Rencontre avec Lino Del Fra (1929-1997) et Cecilia Mangini (1927-2021)
À propos de La Tarte volante

Jeune Cinéma n°74, novembre 1973


 


Jeune Cinéma : Pouvez-vous définir ce qu’est pour vous le film d’enfants ?

Lino Del Fra : Je vais répondre par un paradoxe. Les films pour adultes ne sont déjà pas bons, c’est plus grave encore pour les films d’enfants. Ils vont voir des films mal faits et idéologiquement pourris. Un film d’enfants ce devrait être l’occasion pour adultes et enfants de se connaître un peu mieux. Ça devrait être l’anti-Walt Disney, et comporter un peu plus de responsabilité. En ce qui concerne la forme, j’ai cherché une forme épique. Mais, vous l’avez peut-être remarqué, nous avons utilisé tous les moyens et les mécanismes du cinéma commercial, pour les gauchir, les renverser et les jeter à la face des jeunes et moins jeunes, sans pitié. Et - je le dis avec une grande humilité - dans une tradition théâtrale devant laquelle nous nous sentons de grands enfants.
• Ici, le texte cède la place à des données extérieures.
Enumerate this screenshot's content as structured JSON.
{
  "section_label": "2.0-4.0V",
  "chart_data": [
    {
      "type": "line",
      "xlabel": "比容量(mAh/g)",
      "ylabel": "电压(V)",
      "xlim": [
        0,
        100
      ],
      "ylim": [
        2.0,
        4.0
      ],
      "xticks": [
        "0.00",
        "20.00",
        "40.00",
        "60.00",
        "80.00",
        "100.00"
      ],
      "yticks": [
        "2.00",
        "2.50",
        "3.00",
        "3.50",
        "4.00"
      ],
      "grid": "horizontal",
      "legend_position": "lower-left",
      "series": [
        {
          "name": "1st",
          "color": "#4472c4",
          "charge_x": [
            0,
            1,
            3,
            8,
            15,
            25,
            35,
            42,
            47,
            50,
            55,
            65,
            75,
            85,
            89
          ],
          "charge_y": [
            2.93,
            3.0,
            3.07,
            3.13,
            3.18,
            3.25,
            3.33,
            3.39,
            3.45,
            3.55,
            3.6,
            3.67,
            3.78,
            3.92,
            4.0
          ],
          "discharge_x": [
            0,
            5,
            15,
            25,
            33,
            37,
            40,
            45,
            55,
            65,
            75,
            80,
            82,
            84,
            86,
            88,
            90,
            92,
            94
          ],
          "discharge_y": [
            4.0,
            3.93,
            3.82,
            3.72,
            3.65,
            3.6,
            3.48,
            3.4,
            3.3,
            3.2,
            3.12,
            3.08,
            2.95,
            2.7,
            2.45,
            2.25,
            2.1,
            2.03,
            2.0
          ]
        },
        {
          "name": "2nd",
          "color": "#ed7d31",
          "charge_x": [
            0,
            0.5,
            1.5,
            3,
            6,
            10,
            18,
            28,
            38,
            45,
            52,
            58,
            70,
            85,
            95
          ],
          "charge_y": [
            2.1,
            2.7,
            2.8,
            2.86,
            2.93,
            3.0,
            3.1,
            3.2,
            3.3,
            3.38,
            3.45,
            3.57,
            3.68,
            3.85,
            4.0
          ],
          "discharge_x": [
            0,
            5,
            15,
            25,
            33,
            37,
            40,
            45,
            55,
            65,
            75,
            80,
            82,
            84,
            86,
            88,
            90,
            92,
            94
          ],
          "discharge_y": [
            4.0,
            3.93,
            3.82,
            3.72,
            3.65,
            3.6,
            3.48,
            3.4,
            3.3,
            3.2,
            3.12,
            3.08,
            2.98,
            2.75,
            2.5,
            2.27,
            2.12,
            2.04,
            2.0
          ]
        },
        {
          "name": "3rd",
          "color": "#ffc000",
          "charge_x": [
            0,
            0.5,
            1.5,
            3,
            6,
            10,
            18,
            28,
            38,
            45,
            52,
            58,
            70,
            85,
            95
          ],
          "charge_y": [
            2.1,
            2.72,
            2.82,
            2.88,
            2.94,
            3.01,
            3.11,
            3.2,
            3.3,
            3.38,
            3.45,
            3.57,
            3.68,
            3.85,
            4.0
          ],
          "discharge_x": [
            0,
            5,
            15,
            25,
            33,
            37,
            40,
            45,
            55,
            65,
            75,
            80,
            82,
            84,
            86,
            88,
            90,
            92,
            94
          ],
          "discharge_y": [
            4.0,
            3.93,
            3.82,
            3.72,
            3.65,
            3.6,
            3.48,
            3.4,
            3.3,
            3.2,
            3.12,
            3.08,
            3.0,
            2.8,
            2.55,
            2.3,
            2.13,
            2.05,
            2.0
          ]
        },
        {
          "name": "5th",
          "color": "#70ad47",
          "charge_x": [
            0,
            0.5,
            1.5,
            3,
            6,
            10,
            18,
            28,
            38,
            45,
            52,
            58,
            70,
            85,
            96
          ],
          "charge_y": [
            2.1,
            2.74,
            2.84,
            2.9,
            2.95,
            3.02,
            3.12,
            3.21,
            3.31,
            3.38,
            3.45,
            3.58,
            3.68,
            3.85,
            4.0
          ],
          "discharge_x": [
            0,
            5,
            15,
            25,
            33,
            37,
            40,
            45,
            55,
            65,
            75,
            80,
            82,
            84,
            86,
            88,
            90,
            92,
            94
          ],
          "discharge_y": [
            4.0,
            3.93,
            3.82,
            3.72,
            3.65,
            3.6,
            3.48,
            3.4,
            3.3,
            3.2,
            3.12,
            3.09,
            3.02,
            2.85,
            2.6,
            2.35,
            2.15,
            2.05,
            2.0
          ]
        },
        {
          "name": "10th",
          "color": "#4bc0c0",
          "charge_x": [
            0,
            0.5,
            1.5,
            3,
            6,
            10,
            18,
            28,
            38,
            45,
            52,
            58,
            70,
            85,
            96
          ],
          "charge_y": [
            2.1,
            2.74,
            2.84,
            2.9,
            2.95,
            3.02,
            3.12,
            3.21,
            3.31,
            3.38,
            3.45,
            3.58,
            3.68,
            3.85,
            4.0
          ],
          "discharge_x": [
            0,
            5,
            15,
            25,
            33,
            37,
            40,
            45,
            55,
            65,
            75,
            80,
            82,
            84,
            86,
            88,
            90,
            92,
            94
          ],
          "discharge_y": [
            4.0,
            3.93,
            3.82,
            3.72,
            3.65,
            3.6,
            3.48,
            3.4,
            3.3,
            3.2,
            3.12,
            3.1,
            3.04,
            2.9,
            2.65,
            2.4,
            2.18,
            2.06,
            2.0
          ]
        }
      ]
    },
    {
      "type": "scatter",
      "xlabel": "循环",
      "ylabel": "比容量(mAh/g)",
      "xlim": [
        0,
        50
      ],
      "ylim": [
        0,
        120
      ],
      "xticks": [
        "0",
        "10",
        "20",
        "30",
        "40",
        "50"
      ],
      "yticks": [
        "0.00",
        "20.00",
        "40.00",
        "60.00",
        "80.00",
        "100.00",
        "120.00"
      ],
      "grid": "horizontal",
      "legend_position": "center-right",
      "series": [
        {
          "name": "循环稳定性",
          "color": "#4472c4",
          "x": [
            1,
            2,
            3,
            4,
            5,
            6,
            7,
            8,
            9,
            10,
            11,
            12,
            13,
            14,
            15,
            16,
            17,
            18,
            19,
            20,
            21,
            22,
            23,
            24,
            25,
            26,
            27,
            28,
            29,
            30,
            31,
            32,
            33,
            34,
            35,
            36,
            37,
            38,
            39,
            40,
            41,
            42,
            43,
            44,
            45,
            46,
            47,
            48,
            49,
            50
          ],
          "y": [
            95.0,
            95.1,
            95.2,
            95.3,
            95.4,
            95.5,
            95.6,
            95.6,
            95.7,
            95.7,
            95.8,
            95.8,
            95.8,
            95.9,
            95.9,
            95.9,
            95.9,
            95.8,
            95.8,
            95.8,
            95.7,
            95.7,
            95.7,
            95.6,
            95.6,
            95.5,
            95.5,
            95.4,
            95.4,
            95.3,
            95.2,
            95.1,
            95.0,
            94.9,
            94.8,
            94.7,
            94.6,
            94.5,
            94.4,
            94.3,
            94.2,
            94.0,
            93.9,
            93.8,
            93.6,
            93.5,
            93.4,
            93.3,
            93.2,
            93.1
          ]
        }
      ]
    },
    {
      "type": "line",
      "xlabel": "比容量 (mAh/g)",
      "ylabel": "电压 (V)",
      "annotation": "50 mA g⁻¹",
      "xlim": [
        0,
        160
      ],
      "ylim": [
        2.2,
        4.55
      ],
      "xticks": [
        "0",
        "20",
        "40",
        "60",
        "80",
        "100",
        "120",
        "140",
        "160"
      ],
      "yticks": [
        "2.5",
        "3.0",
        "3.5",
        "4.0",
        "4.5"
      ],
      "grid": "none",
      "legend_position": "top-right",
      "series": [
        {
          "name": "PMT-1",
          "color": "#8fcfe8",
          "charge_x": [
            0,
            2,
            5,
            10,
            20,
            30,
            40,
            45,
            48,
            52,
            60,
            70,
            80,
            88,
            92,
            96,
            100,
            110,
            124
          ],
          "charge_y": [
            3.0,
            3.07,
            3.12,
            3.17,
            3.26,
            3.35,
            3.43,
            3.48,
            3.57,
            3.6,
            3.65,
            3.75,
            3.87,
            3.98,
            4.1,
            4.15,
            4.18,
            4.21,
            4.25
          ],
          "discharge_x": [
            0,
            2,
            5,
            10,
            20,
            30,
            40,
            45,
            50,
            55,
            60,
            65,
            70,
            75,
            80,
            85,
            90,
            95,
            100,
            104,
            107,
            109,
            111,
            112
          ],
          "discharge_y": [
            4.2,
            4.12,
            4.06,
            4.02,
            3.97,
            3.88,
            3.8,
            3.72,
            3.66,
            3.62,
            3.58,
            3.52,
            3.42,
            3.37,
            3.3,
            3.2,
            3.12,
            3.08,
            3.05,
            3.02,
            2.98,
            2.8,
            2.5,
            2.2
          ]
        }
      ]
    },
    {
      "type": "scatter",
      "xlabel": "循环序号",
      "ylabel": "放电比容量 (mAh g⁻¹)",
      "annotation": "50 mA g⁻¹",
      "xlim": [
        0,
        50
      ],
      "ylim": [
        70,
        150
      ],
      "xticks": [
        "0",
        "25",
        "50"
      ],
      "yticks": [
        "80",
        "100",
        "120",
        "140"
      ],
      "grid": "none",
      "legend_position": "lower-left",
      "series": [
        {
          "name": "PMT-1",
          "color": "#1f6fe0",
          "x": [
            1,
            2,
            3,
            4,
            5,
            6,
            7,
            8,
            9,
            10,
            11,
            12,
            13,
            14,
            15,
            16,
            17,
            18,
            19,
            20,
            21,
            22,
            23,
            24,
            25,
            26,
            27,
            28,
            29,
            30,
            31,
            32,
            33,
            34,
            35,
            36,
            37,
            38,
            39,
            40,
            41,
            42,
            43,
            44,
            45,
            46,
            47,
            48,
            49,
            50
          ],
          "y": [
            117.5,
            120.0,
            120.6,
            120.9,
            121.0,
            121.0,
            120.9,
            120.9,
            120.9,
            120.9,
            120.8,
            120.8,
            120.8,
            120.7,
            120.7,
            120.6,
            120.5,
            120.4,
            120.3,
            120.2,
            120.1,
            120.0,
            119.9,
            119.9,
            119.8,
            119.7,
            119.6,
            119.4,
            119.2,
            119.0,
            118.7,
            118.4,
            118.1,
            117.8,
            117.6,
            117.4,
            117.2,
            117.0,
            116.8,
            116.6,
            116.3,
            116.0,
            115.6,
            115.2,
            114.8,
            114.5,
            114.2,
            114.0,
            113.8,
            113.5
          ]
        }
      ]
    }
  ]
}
J.C. : J’ai pensé à celle de Guignol ?

L .D. F. : Non, celle de Bertolt Brecht. Pendant le tournage, une fois rentrés chez nous, nous écoutions ses disques, en allemand. Je ne comprends pas l’allemand, mais c’est une question de rythme.

Cecilia Mangini : Vous savez Lotte Lenya, Gisela May.

L.D.F. : C’est une question de langage, de dureté. Pour les scènes dédiées aux militaires, aux hommes de la super-bombe, nous avons suivi cette leçon pour le texte et la musique. Mais pour les enfants l’expérience a été très différente. Je suis romain, fils de militaire, mon père a fait toutes les guerres italiennes, toutes perdues.


 

C.M. : Il y a eu quand même la Libye ?

L.D.F. : Comme les militaires italiens étaient peu payés j’ai passé mon enfance dans des quartiers petits-bourgeois populaires. Je me suis bagarré avec d’autres enfants. J’aime beaucoup les premiers romans de Pasolini comme Ragazzi di vita. Ce sont des choses que j’ai vécues et mes premiers courts métrages étaient dédiés aux enfants de la banlieue romaine (1) Pour revenir aux questions de forme j’ai pensé qu’il fallait faire en sorte que les enfants jouent leur propre expérience. Nous n’avons pris qu’un seul professionnel Pastica, le petit blond au pantalon rouge.

C.M. : C’est un Sicilien, venu à Rome avec la grande immigration prolétarienne. Il avait joué dans un film et repris après sa situation d’enfant pauvre. Il mendiait devant l’église. Nous l’avons retrouvé parce qu’il avait un visage intéressant. Pour les autres, on a cherché dans la banlieue, les familles, les écoles.


 


 


 

L.D.F. : L’autre source, c’est un auteur que nous aimons beaucoup : Jean Vigo. L’arrivée de l’Excellence en nain, c’est une citation, un hommage. Et le courage de citer, ça vient aussi de lui : vous savez ce maître dans Zéro de conduite qui imite Chaplin.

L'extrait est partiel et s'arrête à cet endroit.